Back in the spring, the first wave of coronavirus cases led many states, including New Hampshire, to shut down non-essential businesses and close schools. Those moves worked, flattening the curve and reducing new cases.
After a relatively quiet period this summer, infections and hospitalizations are back on the rise in New Hampshire, but so far, the state's response has been relatively muted compared to earlier this year. NHPR's Morning Edition Host Rick Ganley spoke with NHPR reporter Jordyn Haime about why.
Rick Ganley: One major concern, Jordyn, this spring was that our hospitals would get overwhelmed with cases, not have enough ventilators or even basic protective supplies, similar to what we saw in New York City. Are local hospitals better prepared now than they were then?
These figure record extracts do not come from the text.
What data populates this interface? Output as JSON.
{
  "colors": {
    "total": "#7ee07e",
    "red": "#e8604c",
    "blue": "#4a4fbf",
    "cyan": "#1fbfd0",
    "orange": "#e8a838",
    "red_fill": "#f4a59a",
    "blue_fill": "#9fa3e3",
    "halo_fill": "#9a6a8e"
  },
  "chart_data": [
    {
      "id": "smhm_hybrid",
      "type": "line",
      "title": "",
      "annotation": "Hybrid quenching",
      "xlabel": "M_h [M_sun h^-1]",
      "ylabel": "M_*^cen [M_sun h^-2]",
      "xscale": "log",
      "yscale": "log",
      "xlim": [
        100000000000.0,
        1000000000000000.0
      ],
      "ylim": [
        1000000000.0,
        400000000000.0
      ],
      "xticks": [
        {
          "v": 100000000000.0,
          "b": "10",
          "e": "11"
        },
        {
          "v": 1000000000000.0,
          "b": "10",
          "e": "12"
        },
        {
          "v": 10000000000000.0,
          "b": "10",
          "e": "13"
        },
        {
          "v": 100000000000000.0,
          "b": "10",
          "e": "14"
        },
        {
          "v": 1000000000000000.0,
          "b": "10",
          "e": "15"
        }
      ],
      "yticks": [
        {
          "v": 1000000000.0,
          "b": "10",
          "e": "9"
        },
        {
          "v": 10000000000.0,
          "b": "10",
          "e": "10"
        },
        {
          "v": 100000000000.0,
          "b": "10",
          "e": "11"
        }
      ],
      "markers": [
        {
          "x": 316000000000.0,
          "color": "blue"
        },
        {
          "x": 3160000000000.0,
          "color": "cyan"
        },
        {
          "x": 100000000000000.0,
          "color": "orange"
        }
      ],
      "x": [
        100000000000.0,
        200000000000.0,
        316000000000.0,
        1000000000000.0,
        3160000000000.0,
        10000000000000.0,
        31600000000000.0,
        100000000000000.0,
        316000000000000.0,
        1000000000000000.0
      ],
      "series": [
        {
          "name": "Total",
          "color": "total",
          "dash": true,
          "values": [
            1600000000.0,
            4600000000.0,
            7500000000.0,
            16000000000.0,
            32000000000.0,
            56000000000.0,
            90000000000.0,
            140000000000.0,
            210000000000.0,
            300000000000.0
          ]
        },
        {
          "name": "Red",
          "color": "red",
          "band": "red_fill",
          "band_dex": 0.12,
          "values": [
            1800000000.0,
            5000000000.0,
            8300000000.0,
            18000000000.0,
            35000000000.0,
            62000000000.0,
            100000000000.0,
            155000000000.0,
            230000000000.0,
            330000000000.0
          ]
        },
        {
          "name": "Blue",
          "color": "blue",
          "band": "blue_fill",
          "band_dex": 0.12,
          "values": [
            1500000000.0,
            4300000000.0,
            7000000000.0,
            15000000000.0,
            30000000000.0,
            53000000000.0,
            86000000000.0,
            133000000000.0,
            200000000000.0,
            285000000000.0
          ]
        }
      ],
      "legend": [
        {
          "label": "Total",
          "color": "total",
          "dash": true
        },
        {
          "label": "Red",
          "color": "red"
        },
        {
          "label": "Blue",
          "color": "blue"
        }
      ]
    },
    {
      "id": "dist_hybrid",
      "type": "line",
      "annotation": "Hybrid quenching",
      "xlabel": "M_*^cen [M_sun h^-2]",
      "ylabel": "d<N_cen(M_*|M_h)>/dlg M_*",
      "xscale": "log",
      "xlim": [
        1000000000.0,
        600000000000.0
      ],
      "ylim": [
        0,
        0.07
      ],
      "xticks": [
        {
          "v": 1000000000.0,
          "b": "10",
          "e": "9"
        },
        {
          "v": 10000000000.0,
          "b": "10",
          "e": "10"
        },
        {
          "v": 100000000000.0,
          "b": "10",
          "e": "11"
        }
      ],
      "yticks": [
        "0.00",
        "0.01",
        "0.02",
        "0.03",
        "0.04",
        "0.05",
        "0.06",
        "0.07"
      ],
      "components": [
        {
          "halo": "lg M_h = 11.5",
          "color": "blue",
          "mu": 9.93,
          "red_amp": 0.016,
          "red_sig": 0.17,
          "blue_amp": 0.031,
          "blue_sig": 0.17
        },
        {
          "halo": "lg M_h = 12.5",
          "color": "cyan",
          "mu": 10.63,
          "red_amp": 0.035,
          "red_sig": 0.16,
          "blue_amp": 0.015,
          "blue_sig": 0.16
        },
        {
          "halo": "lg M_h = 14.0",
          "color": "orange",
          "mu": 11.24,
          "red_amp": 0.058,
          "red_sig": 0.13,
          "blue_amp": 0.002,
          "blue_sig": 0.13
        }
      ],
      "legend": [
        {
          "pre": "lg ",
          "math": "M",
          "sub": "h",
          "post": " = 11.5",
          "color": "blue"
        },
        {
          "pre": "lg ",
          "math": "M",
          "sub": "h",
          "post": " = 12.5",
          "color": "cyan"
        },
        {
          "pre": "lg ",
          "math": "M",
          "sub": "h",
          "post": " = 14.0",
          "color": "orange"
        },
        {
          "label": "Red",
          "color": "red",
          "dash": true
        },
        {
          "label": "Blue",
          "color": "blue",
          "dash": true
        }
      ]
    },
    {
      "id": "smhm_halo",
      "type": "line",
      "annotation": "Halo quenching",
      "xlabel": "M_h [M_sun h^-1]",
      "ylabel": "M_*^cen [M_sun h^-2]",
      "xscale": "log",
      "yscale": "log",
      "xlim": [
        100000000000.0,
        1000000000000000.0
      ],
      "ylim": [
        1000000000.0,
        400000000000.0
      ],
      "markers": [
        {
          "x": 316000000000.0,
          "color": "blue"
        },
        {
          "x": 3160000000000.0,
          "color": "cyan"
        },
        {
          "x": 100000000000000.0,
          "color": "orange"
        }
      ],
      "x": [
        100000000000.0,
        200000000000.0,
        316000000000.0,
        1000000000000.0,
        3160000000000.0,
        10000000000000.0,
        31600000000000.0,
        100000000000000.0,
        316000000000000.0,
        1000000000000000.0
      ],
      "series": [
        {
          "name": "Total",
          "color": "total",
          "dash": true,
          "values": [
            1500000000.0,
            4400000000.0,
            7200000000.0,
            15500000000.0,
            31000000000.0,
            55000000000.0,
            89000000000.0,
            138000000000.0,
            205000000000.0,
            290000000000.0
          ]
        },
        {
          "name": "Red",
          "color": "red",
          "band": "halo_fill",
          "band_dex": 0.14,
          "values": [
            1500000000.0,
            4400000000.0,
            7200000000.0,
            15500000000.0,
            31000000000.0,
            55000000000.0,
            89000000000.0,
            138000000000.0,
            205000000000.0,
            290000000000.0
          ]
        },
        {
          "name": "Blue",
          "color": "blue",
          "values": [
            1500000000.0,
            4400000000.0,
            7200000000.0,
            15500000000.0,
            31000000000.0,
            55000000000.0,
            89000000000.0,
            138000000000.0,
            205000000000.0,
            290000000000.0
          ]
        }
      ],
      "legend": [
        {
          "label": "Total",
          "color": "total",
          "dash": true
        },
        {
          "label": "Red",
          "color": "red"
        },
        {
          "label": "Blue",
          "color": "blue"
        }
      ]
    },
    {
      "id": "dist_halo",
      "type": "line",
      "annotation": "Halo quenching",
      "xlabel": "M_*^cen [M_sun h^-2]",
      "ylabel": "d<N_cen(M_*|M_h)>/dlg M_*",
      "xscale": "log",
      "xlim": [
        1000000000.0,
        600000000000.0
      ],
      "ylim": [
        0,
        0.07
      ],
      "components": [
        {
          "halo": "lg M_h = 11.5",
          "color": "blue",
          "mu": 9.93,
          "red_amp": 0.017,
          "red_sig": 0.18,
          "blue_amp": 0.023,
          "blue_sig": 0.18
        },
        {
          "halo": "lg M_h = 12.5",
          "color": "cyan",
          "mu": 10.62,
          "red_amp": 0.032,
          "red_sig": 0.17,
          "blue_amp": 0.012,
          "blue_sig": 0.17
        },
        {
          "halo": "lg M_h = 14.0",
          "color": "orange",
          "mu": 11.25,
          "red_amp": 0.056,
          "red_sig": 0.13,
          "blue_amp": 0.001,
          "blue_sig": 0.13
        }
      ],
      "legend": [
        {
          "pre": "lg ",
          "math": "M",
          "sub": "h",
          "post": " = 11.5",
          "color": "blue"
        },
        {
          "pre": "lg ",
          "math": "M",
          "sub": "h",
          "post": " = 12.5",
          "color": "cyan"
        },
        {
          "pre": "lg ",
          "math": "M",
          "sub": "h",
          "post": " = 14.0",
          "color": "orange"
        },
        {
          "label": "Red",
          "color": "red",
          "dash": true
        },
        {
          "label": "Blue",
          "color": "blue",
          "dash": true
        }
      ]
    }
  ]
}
Jordyn Haime: Well, the short answer to that is yes, and that's for a few simple but really important reasons. The first is that the supply chain for PPE, that would be things like masks, and gloves and cleaning supplies, that's a lot more reliable now than it was in the spring. And the same goes for ventilators. There's much easier access to those right now. Another reason is that doctors have learned a lot about how to best treat patients with COVID-19, what therapies are effective and when to deliver them. And finally, there's just a lot more space right now in hospitals. The number of patients hospitalized with COVID-19 is rising statewide, but it is still about half of where it was when it peaked in the spring. Hospitals have been preparing some of those overflow spaces if they need them in areas like conference rooms or other areas, but those backups aren't being used yet. Hospitals say that they are ready, though, if they do need them.
Rick Ganley: What about staffing, Jordyn? I mean, there's been an issue in nursing homes in particular, where a shortage of caregivers has been compounded by COVID-19. We've got a high profile case right now in Newport. Is that the same in hospitals?
Jordyn Haime: To some extent, yes, staffing could become a challenge if hospitalizations continue at their current trend. I spoke with Elliot Hospital president Dr. Greg Baxter about this earlier this week, and he said they've been able to train some nurses who aren't normally in the ICU to assist with the treatment of COVID-19 patients. The challenge is that that might put pressure on other day-to-day needs of the hospital like outpatient services. Here's how he put it:
Greg Baxter: So we may be dialing down some things if there's a capacity constraint to make sure we can always maintain that capacity. We're not there today. I think we're a far ways from that, but we've seen those numbers happen before and we know what to do.
Rick Ganley: So hospitals are making contingency plans, but what about the state government, both here and across New England? What are they doing to slow or curb this new wave of the virus?
Jordyn Haime: In recent days and weeks, we have seen tighter mask restrictions in states like Massachusetts and Maine. Massachusetts and Rhode Island have also instituted some similar stay-at-home advisories recently. And then this week, Vermont enacted one of the country's strongest quarantine rules for anyone visiting Vermont from any other state. But here in New Hampshire, the only restrictions that we have seen recently have been to order restaurants to keep better track of their customers in order to help with contact tracing. And last month, Gov. Sununu put a pause on all hockey for two weeks, and that was after a string of cases was connected to hockey rinks. So compared with most of our neighbors, New Hampshire does seem to be taking a bit of a wait and see attitude to the current rise in case numbers.
Rick Ganley: Well, do we know if any additional restrictions are coming to New Hampshire? I know the governor is set to hold a press conference later this afternoon.
Jordyn Haime: Yeah, we could see some chance of that later today. He has been holding those press conferences every Thursday to update this debate on where we are with COVID-19, and sometimes new guidelines are released during that press conference. But during the last few weeks, he said that other than watching the numbers closely, he hasn't really signaled that any new restrictions might be coming. Again though, that could be subject to change at any time. It is worth noting also that this spring, New Hampshire always moved a bit slower than neighboring states when it came to things like closing schools or shutting down non-essential businesses. And New Hampshire is still the only state in the region right now without some sort of statewide mask mandate.
Rick Ganley: This time of year, Jordyn, lots of people are on the move to visit family. College kids, of course, are returning home. What are health officials saying about the upcoming holiday season?
Jordyn Haime: So far, the recommendations from the state are that people should just keep their holiday gatherings small and try to limit their travel. New Hampshire's current travel guideline states that anyone who visits outside of New England should quarantine when they return for 14 days, and the same goes for anybody visiting the state from outside of New England. Schools in particular are watching the holidays very closely. To date, there's actually been a pretty small amount of COVID-19 transmission within K-12 schools. But there is some concern that all the travel around the holidays could increase transmission, and some schools have even suggested that they might go fully remote at some point.